Author(s): MDC
Published: Oct. 21, 2014
Report Intro/Brief:
“This edition examines the landscape of possibilities and pitfalls facing the South’s youth and young adults, who are poised to be—if they are not already—the workforce, the parents, and the leaders we will count on for our future collective wellbeing.
Prospects for Southern youth and young adults in the 15 to 24 age group are widely variable, depending on the circumstances of their birth, the inclusiveness of their communities, the dynamism of the economies in which they function, and the quality of the education and workforce systems that serve them. A recent national study on intergenerational mobility underscores the distressing fact that it is harder in the South than anywhere else in the nation for someone born at the bottom of the income ladder to make it higher up the ladder as an adult. If the American Dream centers on the belief that where you start out shouldn’t determine where you end up, that dream is far too elusive and its promises more illusory here than elsewhere in our nation.
This edition of the State of the South examines where diverse communities—large metros, small cities, and rural regions—are placing their bets and working to create an “infrastructure of opportunity”: a clear and deliberate set of pathways and supports to connect youth and young adults to educational credentials and economic opportunity. No single formula characterizes these efforts. They reflect the culture and circumstances of their locales. But most center on fostering educational attainment and postsecondary completion, building deliberate connections to economically rewarding work, providing social and community supports to help young people stay the course as they move up the opportunity ladder, reforming institutional policy and practices that impede mobility, and marshaling the economic, political, and civic leadership needed to turn disparate programs into strong, coherent systems of youth and young adult advancement.

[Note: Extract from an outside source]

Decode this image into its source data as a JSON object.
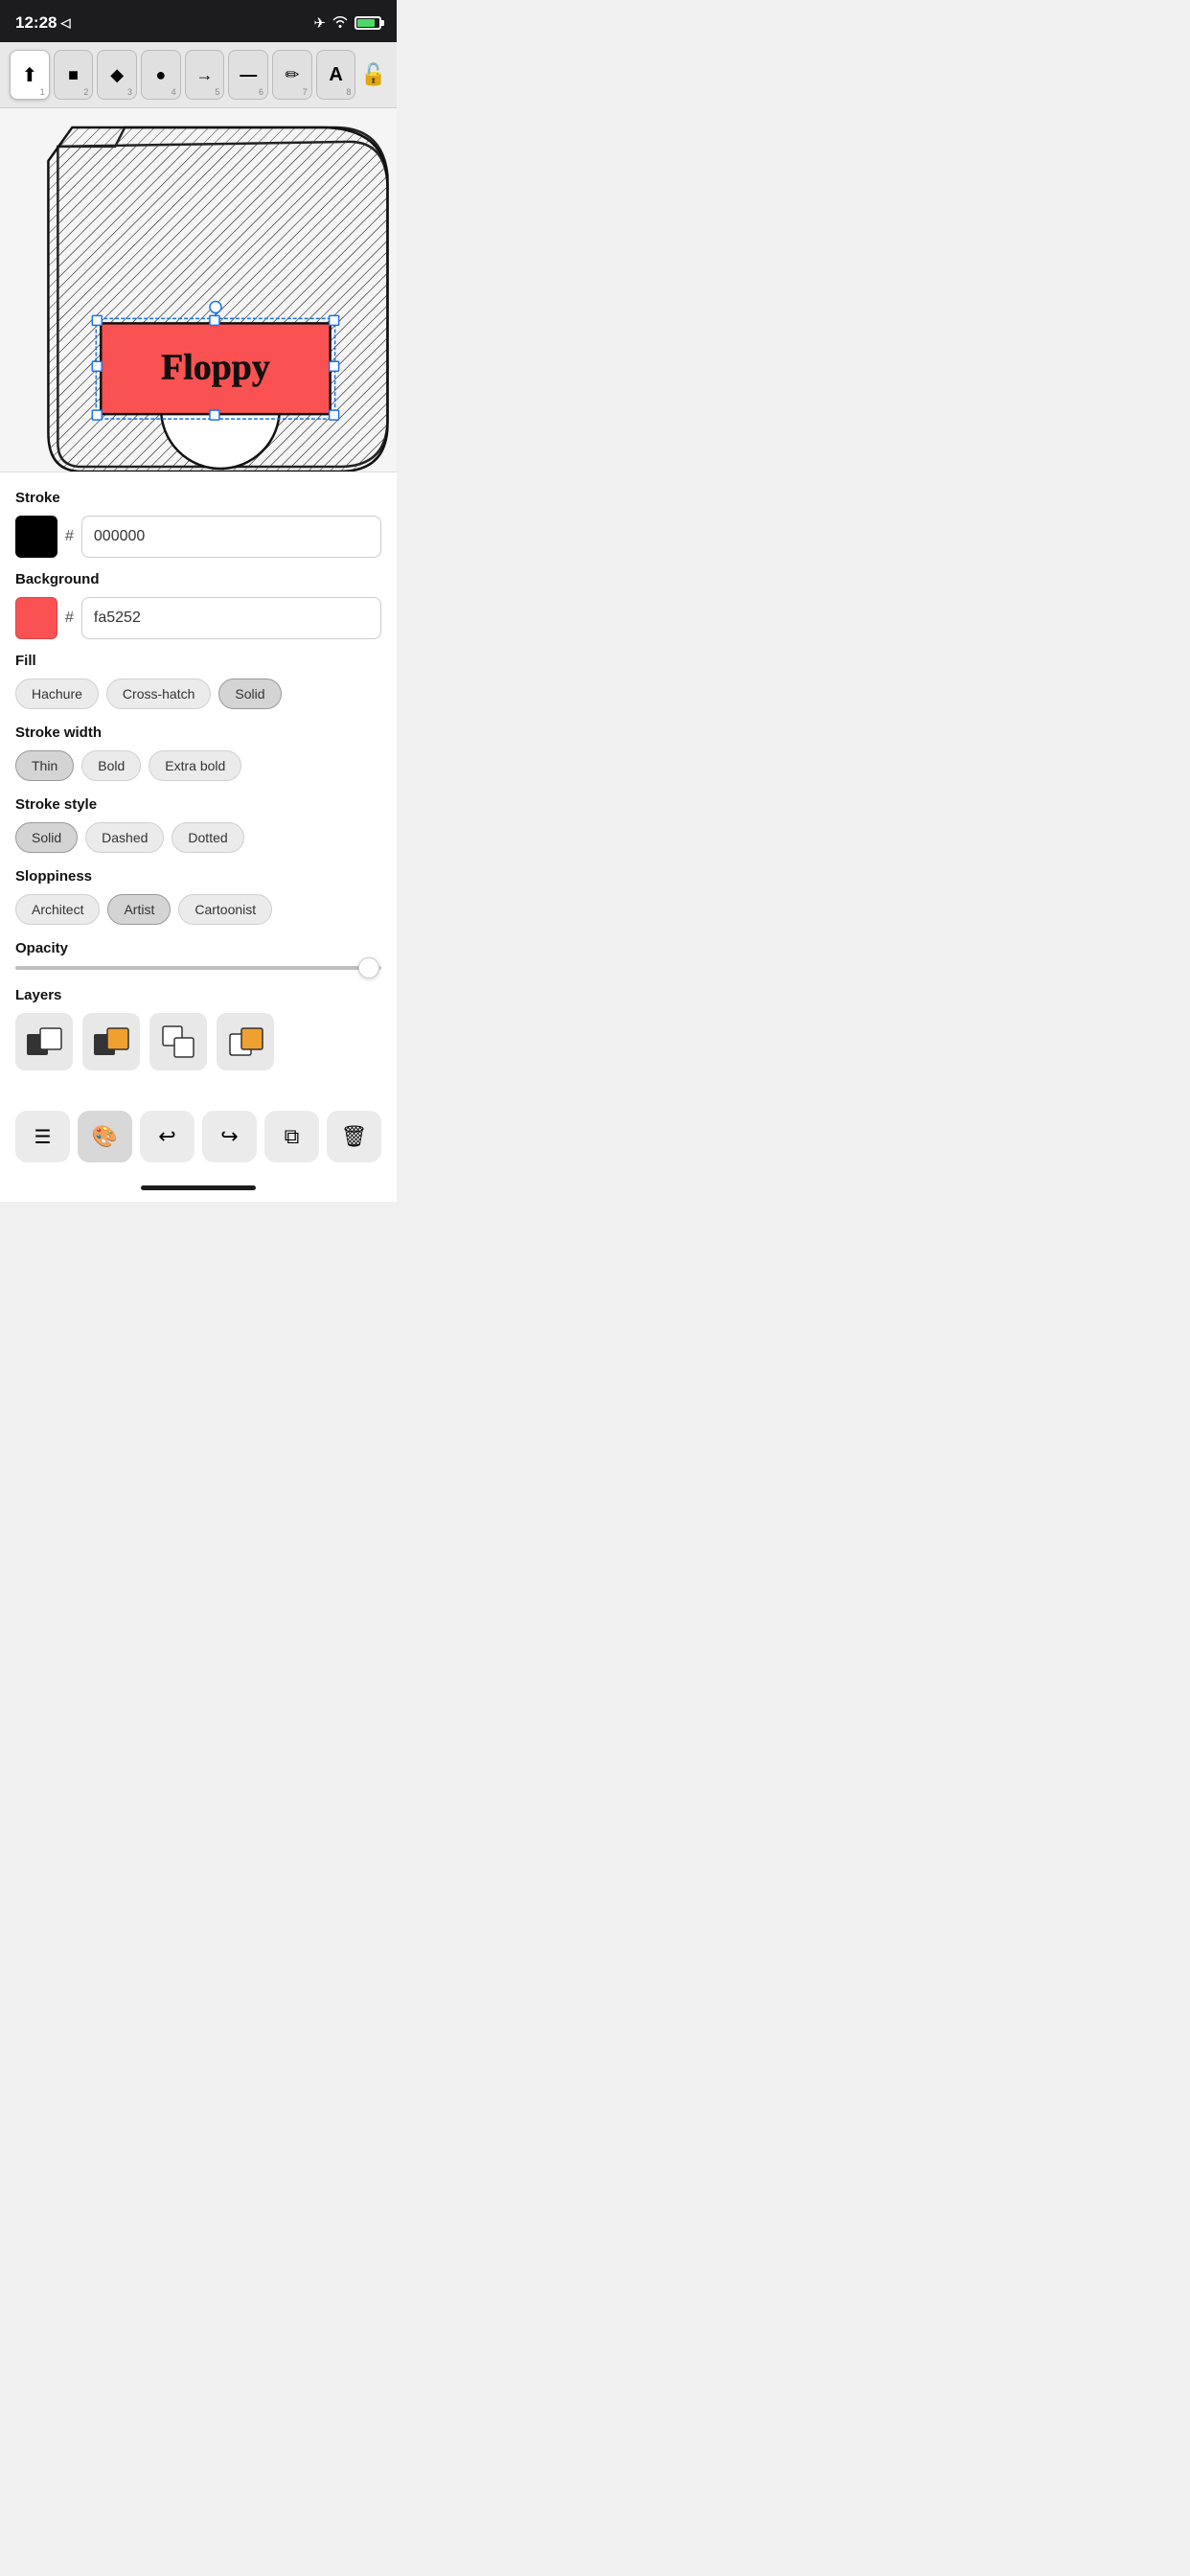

With this report, we hope to spur leaders across the South to examine patterns of youth and young adult mobility and success in their communities, to examine who is—and is not—realizing the American Dream and why, and to create a shared agenda for building a vigorous and pervasive opportunity infrastructure… The price of failing to change the odds for youth and young adult success in the South is steep; the payoff rich for all of us. Society benefits when everyone succeeds.”